Much like the poor Ecuadorians of Madrid, most of those afflicted by toothache in Lancashire in those days had no qualified dentist to turn to. Dentistry, like surgery, had originally been practised by barbers, and though it developed as a separate, skilled profession during the 18th century, it was still for most in the early 19th as perfunctory as it was painful (there was no anaesthesia, even for the rich, until the mid-1840s). The appearance of the cheerful, bustling doctor with his tools of trade in his bag must therefore have been, initially, a cause of relief. But not for long.
Bamford describes one occasion when Healey offers his services to a woman in obvious pain. Knowing what's likely to happen, the radical poet waits in the yard while the operation takes place, but soon there's a piercing scream, and he enters the room to find the patient flat on the floor "sputtering blood" and the doctor covered in cream from a mug that was spilled and broken during their struggles.
Someone calls the constabulary. In his enthusiasm, Healey has accidentally extracted two teeth rather than one, but during the constable's investigations he manages to smuggle one back and pack it into the gum of his victim. Eventually, with the constable's mediation, a deal is done. The patient pays the doctor two and six for his services, while the doctor pays three shillings for the mug and the cream. Another lucky escape; but as always, the doctor's faith in his expertise appears undiminished.
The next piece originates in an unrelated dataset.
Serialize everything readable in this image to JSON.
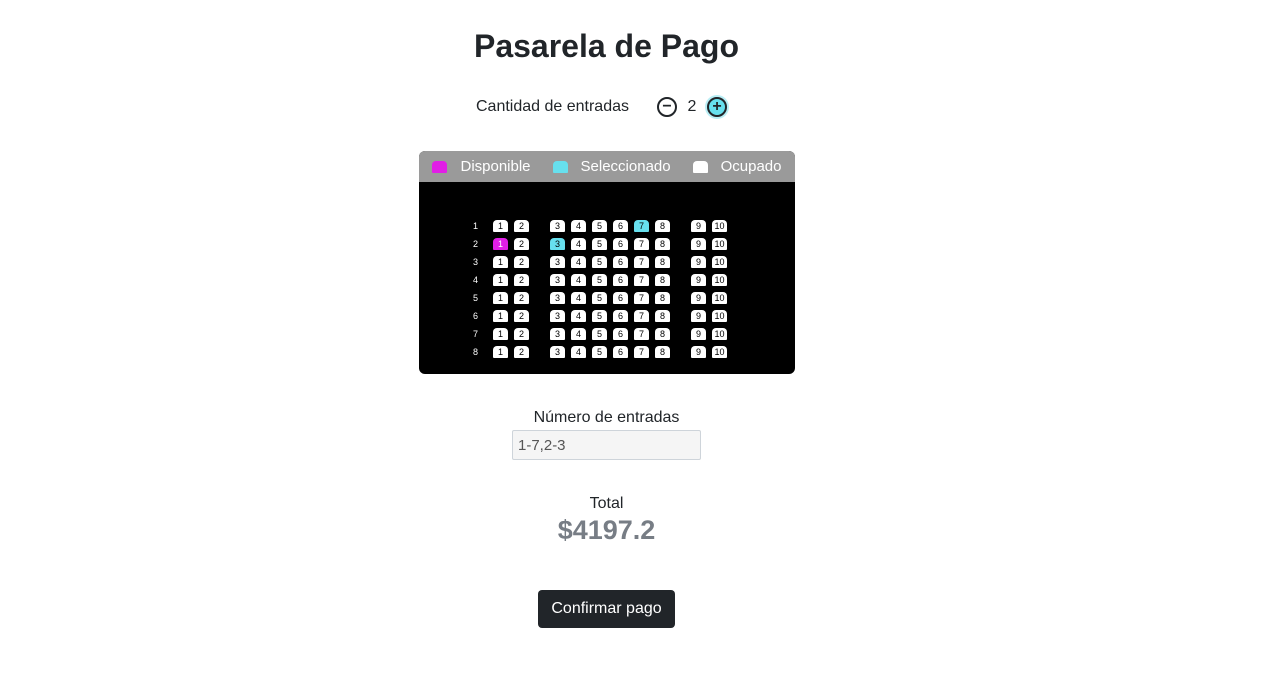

By the end of the book Bamford and Healey have fallen out. Bamford, sharing a cell with Healey in Lincoln prison, reproaches him for his antisocial behaviour. Healey picks up a poker; Bamford wrestles it out of his hand and the scuffle ends with the doctor bleeding, he claims, from his lungs. A turnkey is called and establishes that the doctor has nothing worse than a cut lip.
At which point the doctor disappears into history. But by now his term in jail is almost over. He can, no doubt, comfort himself as the prison gates close behind him with the thought that there's still a great big suffering world out there in Lancashire, ready to open wide at his invitation; until it learns better.